FIG. 2B illustrates the apparatus 100 of FIG. 1, with a cross-section cut-out of the front end portion. In the embodiment shown in FIG. 2B, the ultrasound imaging device 100 contains two arrays 200 that can be linearly translated along an axis 205. Within the apparatus 100 is a linear actuator for moving the ultrasound transducers 200 along the designated axis 205.

While moving the transducers 200 along the axis 205, this enables acquisition of individual 2D imaging slices 202. For reference, the slice 202 is visible in FIG. 2A from a front view, as well as an angled view in FIG. 2B. The generation of multiple 2D image slices, as varying positions from the movement of the transducers 205 by the linear actuator, are combined to form a 3D volume 206 composed of multiple individual 2D imaging slices 202. As visible in FIG. 2B, the slice 202 is a single 2D image and the 3D image or volume 206 is a combination of multiple slices generated by movement of the transducer arrays 200. As described in further detail herein, the generation of the 2D and 3D images are performed by processor operations processing image data acquired from the arrays 200.

The apparatus 100 can operate at two different stages or phases. In the first stage, the apparatus 100 generates the 3D imagery with movement of the transducer arrays 200. In the second stage, the apparatus 100 facilitates needle insertion into the patient.

When a position for needle insertion is known, the transducer arrays 200 are looked in a set position, this is referred to as a “home” position. While in the home position, the arrays 200 generate 2D imagery, but this 2D imagery is a single slice, e.g. 202. As shown in FIG. 2C, the arrays 200 can be held stationary at a home position that aligns the ultrasound array fields of view 202 with the axis of needle insertion that is imposed by the needle guide 101.

Positioning the arrays 200 at the home position allows the imaging device 100 to capture real-time images of the 2D ultrasound field of view 202 to allow accurate placement of a needle 103 in the target anatomy as illustrated in FIG. 2D. As the needle 103 is inserted into the patient and towards the insertion cavity, an output display provides an imagery of the 2D imagery actively being generated by the transducer arrays 200 in the home position in an overlay with the 3D imagery acquired prior to locking the transducer array 200 in the home position.

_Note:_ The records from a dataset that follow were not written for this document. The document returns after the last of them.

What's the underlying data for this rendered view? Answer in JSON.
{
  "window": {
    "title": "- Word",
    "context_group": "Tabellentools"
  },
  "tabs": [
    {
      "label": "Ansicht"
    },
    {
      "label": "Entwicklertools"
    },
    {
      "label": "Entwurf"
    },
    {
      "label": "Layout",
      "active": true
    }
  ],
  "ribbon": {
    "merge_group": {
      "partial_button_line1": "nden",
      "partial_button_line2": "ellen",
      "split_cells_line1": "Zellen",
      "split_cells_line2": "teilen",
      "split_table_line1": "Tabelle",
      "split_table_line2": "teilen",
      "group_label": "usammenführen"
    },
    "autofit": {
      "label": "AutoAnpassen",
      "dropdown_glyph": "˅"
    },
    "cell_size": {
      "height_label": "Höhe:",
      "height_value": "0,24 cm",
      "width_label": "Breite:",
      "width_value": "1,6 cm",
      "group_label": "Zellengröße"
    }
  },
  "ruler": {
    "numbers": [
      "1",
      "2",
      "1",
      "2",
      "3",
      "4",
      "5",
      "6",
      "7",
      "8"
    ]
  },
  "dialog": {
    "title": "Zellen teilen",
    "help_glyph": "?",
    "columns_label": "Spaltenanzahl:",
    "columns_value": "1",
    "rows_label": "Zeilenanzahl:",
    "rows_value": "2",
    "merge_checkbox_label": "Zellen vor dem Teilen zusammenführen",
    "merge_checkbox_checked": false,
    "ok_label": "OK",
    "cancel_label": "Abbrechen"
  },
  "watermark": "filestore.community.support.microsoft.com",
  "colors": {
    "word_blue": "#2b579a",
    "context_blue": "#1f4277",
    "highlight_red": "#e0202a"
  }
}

In one or more embodiments, an indication of a three-dimensional anatomical structure location is displayed as two-dimensional anatomical structure images with a third dimension encoded to represent an anatomical structure location along the third dimension. In one or more embodiments, the third dimension is graphically encoded to represent the anatomical structure location along the third dimension. In one or more embodiments, the third dimension is color encoded to represent the anatomical structure location along the third dimension. In one or more embodiments, two-dimensional ultrasound image data of the anatomy is acquired at a plurality of locations by the ultrasound transducer arrays; and combining the two-dimensional ultrasound image data and the ultrasound transducer arrays locations to form the three-dimensional image data. In one or more embodiments, the two-dimensional image data includes pixels, wherein a three-dimensional position of each pixel based on the ultrasound transducer arrays locations is determined.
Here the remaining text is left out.